If ever there was a book to read during a sweltering heat wave, it’s How to Do Nothing. Jenny Odell is one of my favorite thinkers/artists and I very much enjoyed most of this book, tried not to get enraged by the sloppy notes section which is marred by several errors. Best sections were the intro and first chapter, which was taken from the talk she gave in 2017 that went viral, and if you don’t know Odell, it’s a good place to start.
Essentially, the book boils down to prodding us to be more present with where we are right now, at this very moment. To listen, to observe, to pay human attention to the things around us. To (obviously) put down the screens. Nothing new there, just a well-reasoned argument for resisting the attention economy in whatever way we can.
The stakes are high for us to wake from our collective stupor and resist late capitalism’s demand for total productivity.

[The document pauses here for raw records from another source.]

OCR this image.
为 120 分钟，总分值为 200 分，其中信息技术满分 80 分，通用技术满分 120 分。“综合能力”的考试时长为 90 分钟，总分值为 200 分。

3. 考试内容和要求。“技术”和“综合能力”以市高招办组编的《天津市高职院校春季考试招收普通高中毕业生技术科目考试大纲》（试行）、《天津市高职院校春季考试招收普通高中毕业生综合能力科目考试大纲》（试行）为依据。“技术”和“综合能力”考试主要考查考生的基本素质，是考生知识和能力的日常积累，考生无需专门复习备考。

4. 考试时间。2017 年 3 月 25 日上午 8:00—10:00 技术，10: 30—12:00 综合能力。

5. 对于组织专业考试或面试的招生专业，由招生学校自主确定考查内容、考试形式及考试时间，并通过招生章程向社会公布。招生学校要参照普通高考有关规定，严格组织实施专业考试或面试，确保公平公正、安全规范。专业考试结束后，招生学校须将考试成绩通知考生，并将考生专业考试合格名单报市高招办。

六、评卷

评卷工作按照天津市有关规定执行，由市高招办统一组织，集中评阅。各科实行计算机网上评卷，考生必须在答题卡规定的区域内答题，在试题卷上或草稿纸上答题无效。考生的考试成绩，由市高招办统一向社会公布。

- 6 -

The world is impatient with “anything nuanced, poetic, or less-than-obvious.” These nothings don’t provide a deliverable, thus are valueless. “To resist in place is to make oneself into a shape that cannot so easily be appropriated by a capitalist value system…. embracing fuzzier ideas: of maintenance as productivity, of the importance of nonverbal communication, and of the mere experience of life as the highest goal.”
Great quote from Gordon Hempton, “an acoustic ecologist who records natural soundscapes”: “Silence is not the absence of something but the presence of everything.”
Left with plenty of reading material to follow up on, about Pauline Oliveros, David Hockney, Diogenes, Agnes Martin, Tehching Hsieh, Eleanor Coppola.